I know that the first step (as shown by deveno before) is to show that f(x) is irreducible over Q

using Eisenstein's Criterior and if that fails we resort to Rational Roots theorem.

But how do i proceed after showing it is irreducible over Q ??? - Jul 20th 2012, 03:18 PMDevenoRe: Splitting field
let's look at the question in full generality. suppose F is ANY field, and suppose f(x) in F[x] is irreducible over F.

consider the ideal <f(x)> in F[x] generated by f. i claim this ideal is maximal in F[x].

for suppose J is any ideal in F[x] containing f(x) (and thus <f(x)>), with some element g(x) not in <f(x)>. by the irreducibility of f(x), gcd(f(x),g(x)) = 1.

this means there are polynomials h(x),k(x) in F[x], with:

h(x)f(x) + k(x)g(x) = 1. since J is an ideal, h(x)f(x) and k(x)g(x) are in J, thus h(x)f(x) + k(x)g(x) is in J, hence 1 is in J.

this mean J = F[x], since 1 is the multiplicative identity of F[x]. thus, <f(x)> is maximal.

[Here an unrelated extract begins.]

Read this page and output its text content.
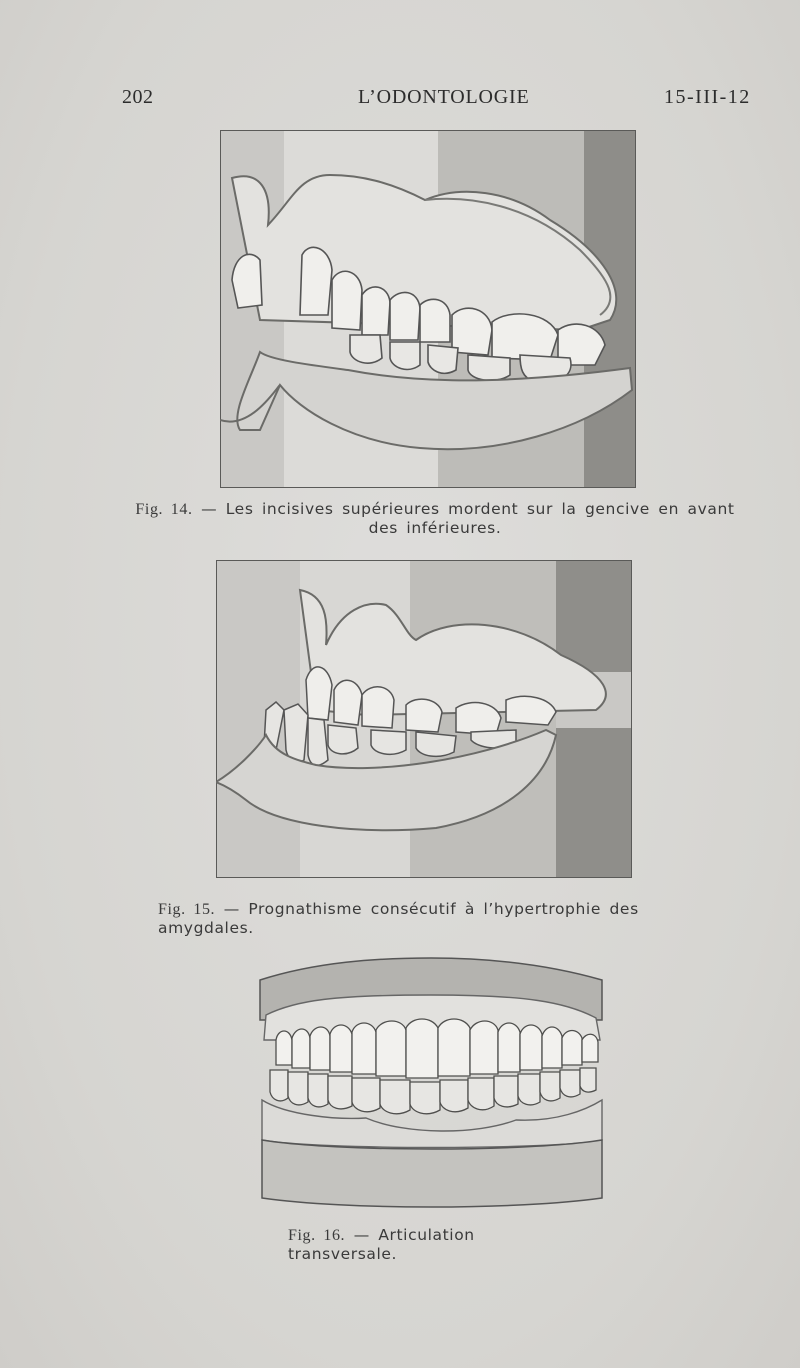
202	L’ODONTOLOGIE	15-III-12
Fig. 14. — Les incisives supérieures mordent sur la gencive en avant des inférieures.
Fig. 15. — Prognathisme consécutif à l’hypertrophie des amygdales.
Fig. 16. — Articulation transversale.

since <f(x)> is maximal, F[x]/<f(x)> (the quotient ring) has only 2 ideals: 0 + <f(x)>, and F[x]/<f(x)> itself.

now F[x] is an integral domain (it is actually euclidean, but we don't need that, here), therefore so is F[x]/<f(x)>. since F[x]/<f(x)> has no non-trivial proper ideals, it is a field.

we can regard this field as an extension of F via the monomorphism:

a → a + <f(x)> (cosets of constant polynomials).

now here is the cool thing: in F[x]/<f(x)>, f(x) has a root: namely, the coset of x: x + <f(x)>:

f(x + <f(x)>) = f(x) + <f(x)> = 0 + <f(x)>, the additive identity of F[x]/<f(x)>, because f(x) is IN <f(x)>.

in fact, we have an ISOMORPHISM, of F(u), where u is a root of f(x), with F[x]/<f(x)>, given by:

g(u) ↔ g(x) + <f(x)> (note this isomorphism extends our earlier embedding of F into F[x]/<f(x)>).

the easiest way to see that this is an isomorphism, is to note that:

h(x) → h(u) is an onto ring homomorphism of F[x] → F(u) whose kernel is <f(x)>.

**********

so, the upshot of all of this is that given an irreducible polynomial f(x) over F, we can enlarge F to E = F(u), so that it contains a root, u. however, this extension might not be a splitting field for f(x) (we might only get some roots, instead of all of them). we might have to repeat the process, after "dividing out" the factors in E[x], to get an irreducible polynomial in E[x], but...it will be of lesser degree, so this cannot continue forever.